Este fato provocava dois aborrecimentos para a gerência do cinema. O primeiro é que filas afugentavam outras pessoas que pretendiam ver o filme. E o outro problema era a bilheteira ficar atendendo estudantes, respondendo a mesma coisa e não vendendo ingressos. Até a exaustão.

Vez ou outra o gerente acionava a polícia, mas nem sempre esta comparecia, até porque não praticávamos nenhum delito.

Mas esta conotação política não é o objeto central deste post. O cerne do texto são os cinemas da cidade.

Tanta gente já escreveu sobre os cinemas de sua cidade, evocando recordações da infância, que provavelmente muito já foi dito sobre os cinemas existentes em Niterói, nas décadas de 1940 até 1960.

Este tema ganhou força principalmente partir do filme Cinema Paradiso (Nuovo Cinema Paradiso), de 1988, dirigido por Giuseppe Tornatore.

O roteiro, sumarizado, conta que nos anos que antecederam a chegada da televisão (logo depois do final da Segunda Guerra Mundial), em uma pequena cidade da Sicília o garoto Toto (Salvatore Cascio) ficou hipnotizado pelo cinema local e procurou travar amizade com Alfredo (Philippe Noiret), o projecionista que se irritava com certa facilidade, mas paralelamente tinha um enorme coração. Todos estes acontecimentos chegam em forma de lembrança, quando agora Toto (Jacques Perrin) cresceu e se tornou um cineasta de sucesso, que recorda-se da sua infância quando recebe a notícia de que Alfredo tinha falecido

No outro dia, falando de minhas pescas de carapicus, mencionei que havia uma prainha, curta e estreita, bem defronte ao cine Eden, antes do aterro que fizeram na orla, contornada pela Rua Visconde Rio Branco.

O Eden foi um dos primeiros a fechar suas portas. Pouco a pouco, porém, este foi o destino de vários outros existentes na cidade, no centro e em alguns bairros.

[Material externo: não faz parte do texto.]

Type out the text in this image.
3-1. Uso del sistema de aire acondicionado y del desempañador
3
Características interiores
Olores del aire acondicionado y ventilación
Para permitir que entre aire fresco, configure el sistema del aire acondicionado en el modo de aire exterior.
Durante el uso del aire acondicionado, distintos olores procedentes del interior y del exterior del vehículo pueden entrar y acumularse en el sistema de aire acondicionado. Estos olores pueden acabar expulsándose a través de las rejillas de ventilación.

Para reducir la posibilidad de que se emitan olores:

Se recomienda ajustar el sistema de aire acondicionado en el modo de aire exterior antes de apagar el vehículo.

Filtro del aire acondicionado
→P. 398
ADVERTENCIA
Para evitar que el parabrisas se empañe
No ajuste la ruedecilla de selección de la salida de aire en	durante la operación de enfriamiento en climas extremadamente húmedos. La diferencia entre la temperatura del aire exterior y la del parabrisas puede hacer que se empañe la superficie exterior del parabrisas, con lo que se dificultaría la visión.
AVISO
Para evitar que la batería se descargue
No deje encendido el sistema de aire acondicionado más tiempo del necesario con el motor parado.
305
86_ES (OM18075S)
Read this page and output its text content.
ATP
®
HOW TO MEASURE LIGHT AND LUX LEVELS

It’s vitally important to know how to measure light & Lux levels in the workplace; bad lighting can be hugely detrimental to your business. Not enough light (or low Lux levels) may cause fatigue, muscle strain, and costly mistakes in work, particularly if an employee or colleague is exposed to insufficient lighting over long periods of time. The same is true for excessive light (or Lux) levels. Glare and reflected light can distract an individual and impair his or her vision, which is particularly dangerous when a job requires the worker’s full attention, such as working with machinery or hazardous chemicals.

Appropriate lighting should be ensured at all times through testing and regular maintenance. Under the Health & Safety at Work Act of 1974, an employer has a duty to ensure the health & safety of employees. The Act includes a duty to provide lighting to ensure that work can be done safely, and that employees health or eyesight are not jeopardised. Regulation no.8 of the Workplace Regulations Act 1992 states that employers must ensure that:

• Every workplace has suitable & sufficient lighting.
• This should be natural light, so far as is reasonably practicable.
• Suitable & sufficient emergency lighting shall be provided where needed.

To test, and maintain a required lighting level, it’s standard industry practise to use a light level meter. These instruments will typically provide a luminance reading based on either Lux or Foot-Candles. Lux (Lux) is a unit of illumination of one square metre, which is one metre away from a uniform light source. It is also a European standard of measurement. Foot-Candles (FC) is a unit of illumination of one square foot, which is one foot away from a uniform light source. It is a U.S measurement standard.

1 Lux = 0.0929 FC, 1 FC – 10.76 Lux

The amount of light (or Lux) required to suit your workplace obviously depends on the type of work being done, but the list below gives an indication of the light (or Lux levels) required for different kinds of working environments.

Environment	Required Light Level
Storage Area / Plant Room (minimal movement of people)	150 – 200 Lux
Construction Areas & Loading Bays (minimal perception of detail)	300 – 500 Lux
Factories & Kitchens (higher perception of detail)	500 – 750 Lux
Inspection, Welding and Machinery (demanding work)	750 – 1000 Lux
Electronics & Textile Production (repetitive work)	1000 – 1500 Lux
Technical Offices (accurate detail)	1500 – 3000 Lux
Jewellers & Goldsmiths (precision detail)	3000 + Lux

No Fonseca, por exemplo havia dois cinemas na Alameda São Boaventura, o São Jorge e o Alameda. Em Santa Rosa, havia o Mandaro, no Largo do Marrão e um outro no Viradouro, cujo nome não me ocorre até porque nunca o freqüentei. Mas até a Esther Bittencourt que morava próximo não lembra o nome do dito cinema.

No Centro da cidade, na Rua Visconde de Rio Branco, que chamávamos de rua da praia, no sentido da Vila Pereira Carneiro para a estação das barcas, ponto central da cidade (onde se encontra a estatua do Araribóia), tínhamos o cine Rio Branco, o citado Eden, o Odeon , o Central (já na praça Araribóia) e o Imperial, na direção do Gragoatá.

Ainda no centro, mas na praça denominada Rink, havia um cinema com o mesmo nome da praça.

Em Icaraí estavam localizados, o cine do mesmo nome da praia e o São Bento. E, ainda, os dois cinemas que funcionavam no antigo Cassino Icaraí, cujos nomes eram Grill e Casino.

Cada um tinha suas características, peculiaridades e história.

Por exemplo, nestes dois cinemas – Grill e Casino -assistia filmes franceses que me permitiram desfrutar dos “seios de fora” da Martine Carol e da Françoise Arnoux. Vocês não imaginam o que esta visão, dos seios desnudos, à mostra, rendia.

No cine Central, os homens só podiam entrar de paletó (ou blazer), dispensada a gravata, pois era só o que faltava. Nele assisti aos primeiros filmes em Cinemascope e uma fita em especial, parte de minha história com minha mulher, chamado Candelabro Italiano. Nâo por outra razão, há poucos anos ganhamos, de um dos filhos, o DVD deste filme.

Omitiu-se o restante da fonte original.